In theory, Schober says, she could catch a flight to Busan any day. (South Korea currently admits travellers who test negative for COVID-19.) But the pandemic has a way of ruining plans. If she left any time soon, she’d have to quarantine for two weeks when she arrived, an unpleasant prospect given that she would be travelling with her two young children. Besides, the very thing that she’s supposed to study — the social life in the communities surrounding the port — has essentially vanished. “The clock is ticking on the contract,” she says. “It feels like we’re all flying blind here in terms of making decisions.”
In Australia, says Nathan Kilah, a chemist at the University of Tasmania in Hobart, the pandemic has created an unusual dynamic. Some institutions are in financial crisis and have slashed scholarships; others have open positions that they can’t fill, thanks to border closings and lockdowns. Much like McCulloch, Kilah is trying to fill a position — in his case, a spot for a PhD student — at a time when people from abroad can’t enter the country. “I’ve advertised similar positions in the past and had up to 50 or more applicants from all around the world,” he says. “In this case, I put in the specifier ‘must be in Australia’.” The funds, and the position, will vanish if he can’t find the right person by the end of the year.

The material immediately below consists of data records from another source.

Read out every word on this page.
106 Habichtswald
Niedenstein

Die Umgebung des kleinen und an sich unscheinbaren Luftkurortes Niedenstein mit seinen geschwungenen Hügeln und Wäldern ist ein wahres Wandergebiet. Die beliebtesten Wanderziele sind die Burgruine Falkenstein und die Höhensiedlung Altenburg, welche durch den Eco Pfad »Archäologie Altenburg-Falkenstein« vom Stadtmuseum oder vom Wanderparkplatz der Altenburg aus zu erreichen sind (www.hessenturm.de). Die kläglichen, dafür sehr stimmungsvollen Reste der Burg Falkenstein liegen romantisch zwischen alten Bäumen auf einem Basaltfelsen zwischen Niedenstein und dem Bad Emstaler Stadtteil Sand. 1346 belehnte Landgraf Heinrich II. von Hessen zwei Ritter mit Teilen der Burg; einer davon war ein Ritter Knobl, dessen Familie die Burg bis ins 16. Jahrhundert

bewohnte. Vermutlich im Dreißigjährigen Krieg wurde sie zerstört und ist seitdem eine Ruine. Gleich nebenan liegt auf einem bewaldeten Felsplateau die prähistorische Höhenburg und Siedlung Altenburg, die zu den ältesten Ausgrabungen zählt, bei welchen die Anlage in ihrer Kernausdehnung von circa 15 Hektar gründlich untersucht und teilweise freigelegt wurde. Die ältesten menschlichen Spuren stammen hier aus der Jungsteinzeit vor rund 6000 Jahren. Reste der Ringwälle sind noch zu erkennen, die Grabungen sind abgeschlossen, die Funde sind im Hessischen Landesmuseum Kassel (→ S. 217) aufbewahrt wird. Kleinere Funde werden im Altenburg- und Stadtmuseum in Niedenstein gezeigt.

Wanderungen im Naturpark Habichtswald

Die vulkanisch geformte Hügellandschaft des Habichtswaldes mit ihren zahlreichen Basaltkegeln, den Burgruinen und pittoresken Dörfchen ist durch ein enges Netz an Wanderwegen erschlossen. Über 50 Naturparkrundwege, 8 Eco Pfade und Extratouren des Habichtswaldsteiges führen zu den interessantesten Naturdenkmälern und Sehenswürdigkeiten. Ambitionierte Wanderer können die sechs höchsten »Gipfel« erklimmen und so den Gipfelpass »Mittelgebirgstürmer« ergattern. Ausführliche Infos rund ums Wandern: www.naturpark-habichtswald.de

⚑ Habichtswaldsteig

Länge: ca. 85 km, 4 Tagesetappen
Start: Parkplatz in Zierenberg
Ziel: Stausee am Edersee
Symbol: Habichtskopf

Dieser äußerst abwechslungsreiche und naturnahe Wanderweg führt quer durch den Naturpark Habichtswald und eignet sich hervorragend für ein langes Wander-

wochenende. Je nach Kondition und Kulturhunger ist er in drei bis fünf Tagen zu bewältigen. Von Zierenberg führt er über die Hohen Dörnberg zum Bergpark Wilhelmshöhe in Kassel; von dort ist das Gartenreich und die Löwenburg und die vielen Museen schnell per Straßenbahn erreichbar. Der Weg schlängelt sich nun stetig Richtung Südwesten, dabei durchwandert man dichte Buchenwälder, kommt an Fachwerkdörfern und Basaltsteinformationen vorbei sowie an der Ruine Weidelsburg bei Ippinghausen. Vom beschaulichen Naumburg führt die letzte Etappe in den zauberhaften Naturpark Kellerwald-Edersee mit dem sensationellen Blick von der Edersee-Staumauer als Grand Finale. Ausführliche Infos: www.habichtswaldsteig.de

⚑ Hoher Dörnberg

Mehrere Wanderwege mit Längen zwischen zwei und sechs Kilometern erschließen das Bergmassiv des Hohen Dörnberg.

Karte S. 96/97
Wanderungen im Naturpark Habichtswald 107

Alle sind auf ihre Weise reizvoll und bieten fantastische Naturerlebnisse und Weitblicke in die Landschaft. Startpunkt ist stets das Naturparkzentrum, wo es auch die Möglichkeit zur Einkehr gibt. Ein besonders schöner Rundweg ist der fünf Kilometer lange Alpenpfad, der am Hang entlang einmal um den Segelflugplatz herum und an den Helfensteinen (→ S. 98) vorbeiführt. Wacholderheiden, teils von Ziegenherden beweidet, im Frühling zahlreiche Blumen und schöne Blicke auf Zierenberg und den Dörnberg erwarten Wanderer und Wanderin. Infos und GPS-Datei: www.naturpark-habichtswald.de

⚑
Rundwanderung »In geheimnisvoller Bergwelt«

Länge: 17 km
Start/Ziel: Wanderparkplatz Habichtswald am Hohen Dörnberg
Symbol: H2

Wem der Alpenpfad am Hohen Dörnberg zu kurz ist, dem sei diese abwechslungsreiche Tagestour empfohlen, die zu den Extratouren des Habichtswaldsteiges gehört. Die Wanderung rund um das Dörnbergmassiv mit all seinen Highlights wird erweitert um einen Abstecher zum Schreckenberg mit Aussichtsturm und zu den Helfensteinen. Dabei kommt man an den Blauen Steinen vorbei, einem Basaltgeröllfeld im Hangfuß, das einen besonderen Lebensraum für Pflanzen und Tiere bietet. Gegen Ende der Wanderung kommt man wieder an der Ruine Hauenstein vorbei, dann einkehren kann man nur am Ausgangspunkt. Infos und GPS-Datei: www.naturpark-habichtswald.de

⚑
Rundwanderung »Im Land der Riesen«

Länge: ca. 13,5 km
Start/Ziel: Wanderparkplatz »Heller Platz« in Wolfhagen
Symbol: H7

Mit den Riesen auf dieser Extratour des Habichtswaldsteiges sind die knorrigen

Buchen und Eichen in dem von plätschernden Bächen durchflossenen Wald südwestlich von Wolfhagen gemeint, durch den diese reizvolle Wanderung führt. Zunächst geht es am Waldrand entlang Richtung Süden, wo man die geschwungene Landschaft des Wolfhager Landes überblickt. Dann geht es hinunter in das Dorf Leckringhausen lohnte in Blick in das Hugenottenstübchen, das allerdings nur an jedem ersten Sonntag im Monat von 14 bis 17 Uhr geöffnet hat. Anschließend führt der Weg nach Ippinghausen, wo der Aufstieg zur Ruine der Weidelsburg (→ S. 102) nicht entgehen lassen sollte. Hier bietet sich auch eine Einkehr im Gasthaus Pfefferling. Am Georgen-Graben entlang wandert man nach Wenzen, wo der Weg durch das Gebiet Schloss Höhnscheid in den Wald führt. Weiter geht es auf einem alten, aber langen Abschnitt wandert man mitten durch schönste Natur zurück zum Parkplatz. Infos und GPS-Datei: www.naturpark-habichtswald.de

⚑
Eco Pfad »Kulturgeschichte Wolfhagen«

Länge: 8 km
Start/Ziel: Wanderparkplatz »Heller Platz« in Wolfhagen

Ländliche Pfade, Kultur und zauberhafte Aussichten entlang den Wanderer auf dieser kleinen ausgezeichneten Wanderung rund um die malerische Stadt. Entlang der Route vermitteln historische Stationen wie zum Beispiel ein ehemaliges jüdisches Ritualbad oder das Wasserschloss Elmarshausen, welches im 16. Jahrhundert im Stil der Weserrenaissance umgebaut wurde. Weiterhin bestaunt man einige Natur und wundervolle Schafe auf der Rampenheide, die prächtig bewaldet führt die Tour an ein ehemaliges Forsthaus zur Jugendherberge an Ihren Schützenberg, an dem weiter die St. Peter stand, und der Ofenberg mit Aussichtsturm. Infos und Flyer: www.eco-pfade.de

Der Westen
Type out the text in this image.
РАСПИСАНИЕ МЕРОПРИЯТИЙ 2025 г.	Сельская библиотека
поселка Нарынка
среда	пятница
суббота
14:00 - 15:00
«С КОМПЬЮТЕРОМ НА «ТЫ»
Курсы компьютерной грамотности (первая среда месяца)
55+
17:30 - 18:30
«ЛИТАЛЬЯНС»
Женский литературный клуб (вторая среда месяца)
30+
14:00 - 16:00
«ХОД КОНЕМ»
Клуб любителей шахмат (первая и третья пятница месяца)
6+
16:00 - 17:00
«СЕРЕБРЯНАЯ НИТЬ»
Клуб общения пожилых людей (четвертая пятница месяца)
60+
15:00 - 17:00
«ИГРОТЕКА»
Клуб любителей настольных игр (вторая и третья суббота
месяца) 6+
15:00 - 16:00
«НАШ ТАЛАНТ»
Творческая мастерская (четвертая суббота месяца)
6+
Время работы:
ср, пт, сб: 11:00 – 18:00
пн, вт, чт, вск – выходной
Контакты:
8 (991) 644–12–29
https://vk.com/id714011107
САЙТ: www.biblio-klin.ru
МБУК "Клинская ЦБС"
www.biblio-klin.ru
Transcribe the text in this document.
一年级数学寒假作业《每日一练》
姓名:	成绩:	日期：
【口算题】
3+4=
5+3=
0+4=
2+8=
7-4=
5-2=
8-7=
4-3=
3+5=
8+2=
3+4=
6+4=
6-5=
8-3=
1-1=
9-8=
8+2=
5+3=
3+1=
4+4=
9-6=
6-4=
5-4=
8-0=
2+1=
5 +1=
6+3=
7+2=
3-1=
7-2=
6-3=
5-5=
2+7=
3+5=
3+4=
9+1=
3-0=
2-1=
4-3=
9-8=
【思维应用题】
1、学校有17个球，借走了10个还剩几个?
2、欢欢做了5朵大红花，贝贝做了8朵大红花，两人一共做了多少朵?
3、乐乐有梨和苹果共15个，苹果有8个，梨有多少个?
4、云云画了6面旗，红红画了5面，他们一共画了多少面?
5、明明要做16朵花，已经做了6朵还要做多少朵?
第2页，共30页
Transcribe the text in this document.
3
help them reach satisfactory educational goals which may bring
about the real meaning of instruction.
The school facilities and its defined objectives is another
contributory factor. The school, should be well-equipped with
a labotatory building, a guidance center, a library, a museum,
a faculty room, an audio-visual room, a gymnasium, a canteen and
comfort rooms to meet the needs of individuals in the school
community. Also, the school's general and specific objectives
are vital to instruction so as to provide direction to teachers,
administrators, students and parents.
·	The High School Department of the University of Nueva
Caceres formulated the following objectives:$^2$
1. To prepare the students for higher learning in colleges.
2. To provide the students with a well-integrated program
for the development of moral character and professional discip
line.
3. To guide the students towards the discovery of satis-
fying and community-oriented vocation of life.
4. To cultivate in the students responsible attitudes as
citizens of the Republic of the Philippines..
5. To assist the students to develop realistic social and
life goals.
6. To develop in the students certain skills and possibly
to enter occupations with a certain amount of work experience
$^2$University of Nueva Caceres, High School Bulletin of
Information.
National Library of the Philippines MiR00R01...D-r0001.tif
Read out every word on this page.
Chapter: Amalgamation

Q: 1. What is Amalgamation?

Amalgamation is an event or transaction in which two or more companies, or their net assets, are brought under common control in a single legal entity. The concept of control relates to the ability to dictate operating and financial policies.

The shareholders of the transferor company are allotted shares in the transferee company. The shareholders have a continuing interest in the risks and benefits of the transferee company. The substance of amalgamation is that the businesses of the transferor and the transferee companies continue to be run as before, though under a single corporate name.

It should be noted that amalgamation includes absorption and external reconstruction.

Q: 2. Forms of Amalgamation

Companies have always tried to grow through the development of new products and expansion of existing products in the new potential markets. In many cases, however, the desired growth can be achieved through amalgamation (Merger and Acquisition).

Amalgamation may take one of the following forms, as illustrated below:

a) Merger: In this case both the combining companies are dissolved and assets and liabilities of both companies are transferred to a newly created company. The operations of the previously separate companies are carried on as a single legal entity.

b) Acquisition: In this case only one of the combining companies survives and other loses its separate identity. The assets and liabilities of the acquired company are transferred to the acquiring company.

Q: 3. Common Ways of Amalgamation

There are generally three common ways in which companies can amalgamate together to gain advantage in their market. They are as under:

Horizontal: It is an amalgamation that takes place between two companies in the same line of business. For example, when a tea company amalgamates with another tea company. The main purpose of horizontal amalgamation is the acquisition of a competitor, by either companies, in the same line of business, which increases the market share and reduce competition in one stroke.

The pandemic is about to squelch the dreams of at least one hopeful young scientist. More than two years ago, Kilah offered a scholarship to a prospective PhD student from Pakistan. After many months of waiting, the student finally secured the necessary travel visa, but she hasn’t been able to enter the country because of the closed border. The scholarship offer will expire on 1 June.
Australia is known for its strong international scientific enterprise. With 27% of its students from abroad, it has the world’s highest proportion of international students, and nearly half (45%) of academics were born elsewhere. But Kilah says that the strict border controls that Australia has imposed to keep out the virus are harming the country’s reputation as a prime destination for researchers. “Limiting our researcher talent weakens our capacity and breadth of research, the scope for future collaboration and the reach of our science,” he says.
The global scientific enterprise will suffer if international researchers continue to be stuck in their own countries, van’t Land says. “Nobody will know what a person could have contributed if they had gone to that position,” she says. “It affects everybody.”